How Ticks Make Us Sick
Lyme disease is caused by a microscopic spiral-shaped bacteria called borrelia burgdorferi. On the west coast, these Lyme disease-causing bacteria live inside the guts of the western blacklegged tick and can travel into the blood streams of bitten animals.Ticks generally live for two or three years. They are born Lyme-free, and will contract or transmit Lyme during feeding, once during each of their three life stages.
When a Lyme-infected tick bites, it typically takes 36-48 hours for the bacteria to make the journey from the tick’s gut to their mouth and into the blood of their host. The process can take as little as 24 hours.
Only 15-20 percent of backlegged ticks contain Lyme disease during their nymph stage, and that number is much lower, 1-2 percent, in adults.
A Forest Full of Frenemies
To determine disease risk of a particular place, researchers look to some of the tick’s favorite foods.
The most common reservoir of Lyme disease — the species that initially infects ticks — is the western gray squirrel.
So avoid gray squirrel habitat and you’re safe? Not so fast.
Enter the blue-bellied lizard (also known as the western fence lizard), which is naturally immune to Lyme disease, and has special proteins in its blood that will cleanse infected ticks of the pathogen.
So, a tick could feed on a squirrel and contract Lyme, which could then be neutralized when it bites a lizard.
“If you go into dense black oak woodland, which is prime habitat for ticks and squirrels, we find a higher proportion of infected ticks,” explains Salkeld. “However, if you move into a broken clearing with more light, you’re going to find more lizards, and the prevalence of Lyme goes down.”
Lyme disease involves many different species and is ecologically complex, which makes it a notoriously difficult problem to solve for researchers and public health officials.
“Medicine has the tendency to want a vaccine or a clear antibiotic silver bullet, and I don’t think the Lyme system gives us that luxury,” says Nieto.
“Lyme disease is something that we call, in the science world, a complex system, meaning that there’s a bunch going on here,” he continues. “ there’s a bunch of hosts, there’s a bunch of vectors, and there’s a bunch of pathogens, and that makes things difficult.”
Mapping a Pathogen
California’s diverse landscape and the complex interplay among species makes predicting Lyme tricky. However, the greatest risk posed to Californians might be a lack of awareness. Doctors here are less likely to suspect Lyme when patients come in with characteristic symptoms.

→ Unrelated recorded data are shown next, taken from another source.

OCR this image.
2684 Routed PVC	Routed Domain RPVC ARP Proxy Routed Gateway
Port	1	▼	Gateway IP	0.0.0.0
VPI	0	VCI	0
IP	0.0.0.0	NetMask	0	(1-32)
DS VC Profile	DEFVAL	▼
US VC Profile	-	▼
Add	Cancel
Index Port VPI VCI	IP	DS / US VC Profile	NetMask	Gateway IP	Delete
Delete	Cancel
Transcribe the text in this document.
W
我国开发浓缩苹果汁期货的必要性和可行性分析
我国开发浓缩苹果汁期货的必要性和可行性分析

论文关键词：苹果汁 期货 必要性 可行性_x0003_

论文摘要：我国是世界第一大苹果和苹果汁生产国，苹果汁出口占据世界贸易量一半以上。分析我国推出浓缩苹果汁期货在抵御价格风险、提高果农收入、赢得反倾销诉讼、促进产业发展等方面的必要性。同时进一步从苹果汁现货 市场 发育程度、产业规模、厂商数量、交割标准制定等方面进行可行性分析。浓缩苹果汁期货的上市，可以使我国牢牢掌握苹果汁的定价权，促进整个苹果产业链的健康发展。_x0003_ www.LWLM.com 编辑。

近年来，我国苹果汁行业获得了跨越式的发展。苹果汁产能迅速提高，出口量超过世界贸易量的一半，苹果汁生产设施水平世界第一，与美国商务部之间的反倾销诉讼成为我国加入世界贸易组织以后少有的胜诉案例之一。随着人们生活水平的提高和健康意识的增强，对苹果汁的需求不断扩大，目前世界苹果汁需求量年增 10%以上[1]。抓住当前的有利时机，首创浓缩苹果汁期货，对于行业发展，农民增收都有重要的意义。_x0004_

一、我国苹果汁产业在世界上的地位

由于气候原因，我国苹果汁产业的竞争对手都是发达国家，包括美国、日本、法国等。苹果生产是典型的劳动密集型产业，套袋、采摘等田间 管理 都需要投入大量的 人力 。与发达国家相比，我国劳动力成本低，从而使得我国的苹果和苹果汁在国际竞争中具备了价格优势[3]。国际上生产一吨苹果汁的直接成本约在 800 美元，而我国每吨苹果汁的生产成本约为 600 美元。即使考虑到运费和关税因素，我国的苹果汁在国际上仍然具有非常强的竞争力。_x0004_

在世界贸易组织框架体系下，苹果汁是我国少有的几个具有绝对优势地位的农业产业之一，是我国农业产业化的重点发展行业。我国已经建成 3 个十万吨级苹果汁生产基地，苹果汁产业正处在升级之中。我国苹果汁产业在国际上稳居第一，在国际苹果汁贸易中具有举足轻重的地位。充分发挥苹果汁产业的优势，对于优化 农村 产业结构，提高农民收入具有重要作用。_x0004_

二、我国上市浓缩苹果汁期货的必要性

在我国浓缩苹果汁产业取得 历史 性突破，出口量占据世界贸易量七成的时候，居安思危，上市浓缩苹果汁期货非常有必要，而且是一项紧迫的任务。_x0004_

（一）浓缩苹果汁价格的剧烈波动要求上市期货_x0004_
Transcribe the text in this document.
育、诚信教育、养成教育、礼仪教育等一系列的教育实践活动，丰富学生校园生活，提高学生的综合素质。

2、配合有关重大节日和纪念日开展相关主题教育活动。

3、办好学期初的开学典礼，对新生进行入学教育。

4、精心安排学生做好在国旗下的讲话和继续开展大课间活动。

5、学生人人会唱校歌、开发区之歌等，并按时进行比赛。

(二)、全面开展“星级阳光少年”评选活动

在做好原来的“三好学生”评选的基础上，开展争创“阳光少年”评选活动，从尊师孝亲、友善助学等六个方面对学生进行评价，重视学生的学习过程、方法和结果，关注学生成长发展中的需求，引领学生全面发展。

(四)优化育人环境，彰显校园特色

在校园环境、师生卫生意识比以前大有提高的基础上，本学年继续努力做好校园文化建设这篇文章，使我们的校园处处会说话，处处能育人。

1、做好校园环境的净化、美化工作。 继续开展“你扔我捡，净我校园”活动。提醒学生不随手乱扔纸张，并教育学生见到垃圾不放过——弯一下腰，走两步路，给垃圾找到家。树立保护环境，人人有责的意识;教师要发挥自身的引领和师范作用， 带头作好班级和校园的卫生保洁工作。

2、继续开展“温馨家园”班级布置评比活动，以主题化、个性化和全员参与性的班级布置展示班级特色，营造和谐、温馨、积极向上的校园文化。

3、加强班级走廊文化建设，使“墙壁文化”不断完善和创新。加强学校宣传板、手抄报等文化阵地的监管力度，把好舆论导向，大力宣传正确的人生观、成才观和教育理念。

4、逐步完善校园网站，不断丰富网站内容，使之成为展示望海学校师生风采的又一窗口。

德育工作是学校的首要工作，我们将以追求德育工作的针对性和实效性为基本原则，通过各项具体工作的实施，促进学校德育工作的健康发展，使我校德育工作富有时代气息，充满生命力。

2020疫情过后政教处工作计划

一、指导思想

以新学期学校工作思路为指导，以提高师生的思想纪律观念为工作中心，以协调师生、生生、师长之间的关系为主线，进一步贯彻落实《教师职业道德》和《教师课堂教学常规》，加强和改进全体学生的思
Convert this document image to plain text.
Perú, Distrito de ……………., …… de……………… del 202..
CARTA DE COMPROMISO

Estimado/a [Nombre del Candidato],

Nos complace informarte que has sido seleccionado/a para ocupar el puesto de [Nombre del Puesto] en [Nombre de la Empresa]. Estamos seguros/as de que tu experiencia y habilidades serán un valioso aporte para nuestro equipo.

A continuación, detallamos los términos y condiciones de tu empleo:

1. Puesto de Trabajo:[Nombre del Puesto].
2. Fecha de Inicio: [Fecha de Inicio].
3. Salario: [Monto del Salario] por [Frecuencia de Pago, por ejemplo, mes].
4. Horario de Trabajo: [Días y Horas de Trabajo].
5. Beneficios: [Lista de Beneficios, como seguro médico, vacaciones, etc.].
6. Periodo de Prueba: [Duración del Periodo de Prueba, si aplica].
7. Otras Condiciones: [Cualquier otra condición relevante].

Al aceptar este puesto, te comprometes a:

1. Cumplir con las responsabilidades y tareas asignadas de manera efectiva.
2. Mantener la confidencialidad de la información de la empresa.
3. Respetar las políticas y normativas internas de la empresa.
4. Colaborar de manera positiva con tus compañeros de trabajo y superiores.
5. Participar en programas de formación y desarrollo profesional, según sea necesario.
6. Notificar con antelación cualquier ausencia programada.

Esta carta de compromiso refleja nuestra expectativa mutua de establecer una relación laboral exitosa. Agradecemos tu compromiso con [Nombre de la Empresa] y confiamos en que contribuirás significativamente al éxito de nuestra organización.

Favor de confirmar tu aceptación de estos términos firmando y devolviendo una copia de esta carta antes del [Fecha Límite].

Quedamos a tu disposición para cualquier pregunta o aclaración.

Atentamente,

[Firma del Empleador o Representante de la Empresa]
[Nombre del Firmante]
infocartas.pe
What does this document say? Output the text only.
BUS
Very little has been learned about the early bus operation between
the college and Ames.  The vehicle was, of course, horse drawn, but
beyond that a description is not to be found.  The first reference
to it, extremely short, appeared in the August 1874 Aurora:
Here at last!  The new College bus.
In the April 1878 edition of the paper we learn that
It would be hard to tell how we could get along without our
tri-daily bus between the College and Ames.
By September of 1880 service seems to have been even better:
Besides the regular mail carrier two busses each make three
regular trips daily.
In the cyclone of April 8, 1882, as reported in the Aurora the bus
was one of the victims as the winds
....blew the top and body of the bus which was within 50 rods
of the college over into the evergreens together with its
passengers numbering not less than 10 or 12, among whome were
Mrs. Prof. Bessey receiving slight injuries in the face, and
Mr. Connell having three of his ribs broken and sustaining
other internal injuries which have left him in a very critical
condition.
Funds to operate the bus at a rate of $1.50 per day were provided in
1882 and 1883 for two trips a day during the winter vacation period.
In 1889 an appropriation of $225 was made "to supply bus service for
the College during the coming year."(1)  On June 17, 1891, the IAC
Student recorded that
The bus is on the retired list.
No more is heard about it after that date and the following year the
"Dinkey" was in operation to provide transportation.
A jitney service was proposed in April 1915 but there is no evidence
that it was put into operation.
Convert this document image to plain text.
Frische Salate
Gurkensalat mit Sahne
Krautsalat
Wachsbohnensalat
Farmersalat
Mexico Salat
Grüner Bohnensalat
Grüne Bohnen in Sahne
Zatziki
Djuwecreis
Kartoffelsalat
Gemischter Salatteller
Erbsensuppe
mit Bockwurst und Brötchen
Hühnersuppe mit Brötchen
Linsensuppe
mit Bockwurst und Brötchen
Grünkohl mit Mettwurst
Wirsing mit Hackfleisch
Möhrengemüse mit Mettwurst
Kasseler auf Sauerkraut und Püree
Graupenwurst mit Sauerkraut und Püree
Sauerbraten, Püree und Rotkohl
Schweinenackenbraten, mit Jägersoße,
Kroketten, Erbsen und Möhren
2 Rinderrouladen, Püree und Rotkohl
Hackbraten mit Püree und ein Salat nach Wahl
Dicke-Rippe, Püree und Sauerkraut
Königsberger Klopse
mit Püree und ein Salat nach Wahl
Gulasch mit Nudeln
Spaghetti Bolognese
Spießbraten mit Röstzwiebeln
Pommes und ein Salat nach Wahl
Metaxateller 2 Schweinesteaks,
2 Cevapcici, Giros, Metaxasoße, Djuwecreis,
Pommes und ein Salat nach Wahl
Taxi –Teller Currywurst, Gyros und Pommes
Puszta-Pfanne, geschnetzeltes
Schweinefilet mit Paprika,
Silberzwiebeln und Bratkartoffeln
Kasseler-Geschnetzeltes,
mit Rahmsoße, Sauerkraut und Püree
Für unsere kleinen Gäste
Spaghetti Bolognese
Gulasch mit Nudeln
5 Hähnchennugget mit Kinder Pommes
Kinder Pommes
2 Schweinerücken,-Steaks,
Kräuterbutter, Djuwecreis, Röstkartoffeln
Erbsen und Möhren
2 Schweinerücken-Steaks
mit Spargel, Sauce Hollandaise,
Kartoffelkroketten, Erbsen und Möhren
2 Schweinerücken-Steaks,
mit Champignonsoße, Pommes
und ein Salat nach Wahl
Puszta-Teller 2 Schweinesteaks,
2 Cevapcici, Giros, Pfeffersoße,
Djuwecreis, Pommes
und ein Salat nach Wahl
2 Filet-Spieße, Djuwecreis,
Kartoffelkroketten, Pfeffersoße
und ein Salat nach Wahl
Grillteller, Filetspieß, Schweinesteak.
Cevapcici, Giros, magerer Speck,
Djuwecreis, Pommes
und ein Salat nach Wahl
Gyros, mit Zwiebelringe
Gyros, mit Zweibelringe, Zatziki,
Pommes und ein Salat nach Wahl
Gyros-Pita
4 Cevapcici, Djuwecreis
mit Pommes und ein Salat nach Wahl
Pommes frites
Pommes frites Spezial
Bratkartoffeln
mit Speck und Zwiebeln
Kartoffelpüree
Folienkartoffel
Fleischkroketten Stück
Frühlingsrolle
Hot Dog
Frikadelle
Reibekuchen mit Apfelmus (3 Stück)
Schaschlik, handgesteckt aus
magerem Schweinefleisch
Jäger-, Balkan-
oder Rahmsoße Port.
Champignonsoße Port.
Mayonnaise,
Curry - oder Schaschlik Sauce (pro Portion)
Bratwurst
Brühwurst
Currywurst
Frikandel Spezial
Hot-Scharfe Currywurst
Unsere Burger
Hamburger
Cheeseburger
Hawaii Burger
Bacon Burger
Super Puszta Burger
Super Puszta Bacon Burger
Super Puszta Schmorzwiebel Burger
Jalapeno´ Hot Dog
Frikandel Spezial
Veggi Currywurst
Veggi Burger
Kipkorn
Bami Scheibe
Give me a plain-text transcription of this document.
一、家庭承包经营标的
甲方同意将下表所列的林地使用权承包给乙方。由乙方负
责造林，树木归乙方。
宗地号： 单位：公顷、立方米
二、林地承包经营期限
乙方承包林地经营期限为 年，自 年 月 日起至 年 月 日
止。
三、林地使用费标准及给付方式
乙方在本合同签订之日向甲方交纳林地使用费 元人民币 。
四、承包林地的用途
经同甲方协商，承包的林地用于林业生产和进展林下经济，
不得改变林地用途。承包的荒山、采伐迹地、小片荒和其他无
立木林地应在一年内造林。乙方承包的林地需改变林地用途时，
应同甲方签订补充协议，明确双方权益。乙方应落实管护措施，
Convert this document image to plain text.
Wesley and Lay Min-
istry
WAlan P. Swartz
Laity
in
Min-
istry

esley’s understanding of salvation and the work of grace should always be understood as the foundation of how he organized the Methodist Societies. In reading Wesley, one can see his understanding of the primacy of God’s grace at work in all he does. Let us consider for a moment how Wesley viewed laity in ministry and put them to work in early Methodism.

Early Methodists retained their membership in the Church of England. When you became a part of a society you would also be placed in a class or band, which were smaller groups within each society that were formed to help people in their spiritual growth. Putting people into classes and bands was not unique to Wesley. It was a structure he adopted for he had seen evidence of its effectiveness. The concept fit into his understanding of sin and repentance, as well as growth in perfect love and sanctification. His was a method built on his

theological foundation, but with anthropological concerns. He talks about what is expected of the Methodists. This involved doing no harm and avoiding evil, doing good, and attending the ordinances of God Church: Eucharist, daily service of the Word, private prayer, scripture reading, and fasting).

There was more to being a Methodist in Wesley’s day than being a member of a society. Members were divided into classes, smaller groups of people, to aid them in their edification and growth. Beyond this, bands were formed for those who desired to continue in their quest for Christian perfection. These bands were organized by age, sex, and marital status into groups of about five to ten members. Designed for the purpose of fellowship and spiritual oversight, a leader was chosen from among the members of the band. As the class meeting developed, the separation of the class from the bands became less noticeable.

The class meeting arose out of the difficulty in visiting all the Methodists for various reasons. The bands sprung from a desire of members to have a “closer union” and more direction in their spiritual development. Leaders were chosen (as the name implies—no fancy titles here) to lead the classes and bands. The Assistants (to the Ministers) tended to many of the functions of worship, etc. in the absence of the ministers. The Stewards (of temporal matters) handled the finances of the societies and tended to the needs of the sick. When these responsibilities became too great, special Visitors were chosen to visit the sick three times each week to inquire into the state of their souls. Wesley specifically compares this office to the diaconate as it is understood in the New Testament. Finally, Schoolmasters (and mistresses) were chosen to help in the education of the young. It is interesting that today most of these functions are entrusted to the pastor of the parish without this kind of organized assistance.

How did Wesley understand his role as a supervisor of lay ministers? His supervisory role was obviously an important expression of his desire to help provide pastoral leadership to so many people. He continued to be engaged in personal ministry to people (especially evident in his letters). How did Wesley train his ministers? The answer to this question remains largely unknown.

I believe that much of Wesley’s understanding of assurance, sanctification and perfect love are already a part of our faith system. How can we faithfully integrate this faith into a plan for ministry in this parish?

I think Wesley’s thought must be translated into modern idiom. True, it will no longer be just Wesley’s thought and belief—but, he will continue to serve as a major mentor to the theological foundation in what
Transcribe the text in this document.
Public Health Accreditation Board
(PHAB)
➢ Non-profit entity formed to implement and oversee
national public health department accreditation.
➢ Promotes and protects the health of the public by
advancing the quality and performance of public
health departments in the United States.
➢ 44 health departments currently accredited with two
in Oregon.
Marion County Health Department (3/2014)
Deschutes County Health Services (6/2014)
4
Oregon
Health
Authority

“I have talked to physicians who say that they are not aware of Lyme disease in California,” says Salkeld.
Organizations, such as the Bay Area Lyme Foundation, along with researchers like Nieto and Salkeld, are working to change the narrative and build the necessary evidence to make doctors aware of the scale of the problem. The foundation has a program offering free tick testing nationwide, which aims to map tick-borne diseases across the country by encouraging concerned citizens to send in samples.
“We’re working on gathering real empirical data to show that Lyme is in the ecosystems of the West Coast,” says Nieto, “We’re getting clinical samples, ecological [tick] samples, and wildlife host samples…so we can change the educational paradigm within the medical schools and say, ‘It’s not just the Northeast and upper Midwest’—it’s in California too.”
“I think Californians should be aware of ticks, and the risks of tick-borne diseases, but the fear of disease should not keep them from enjoying the great outdoors,” adds Padgett. “I really do feel it’s possible to stay tick-safe while recreating and spending time outside.”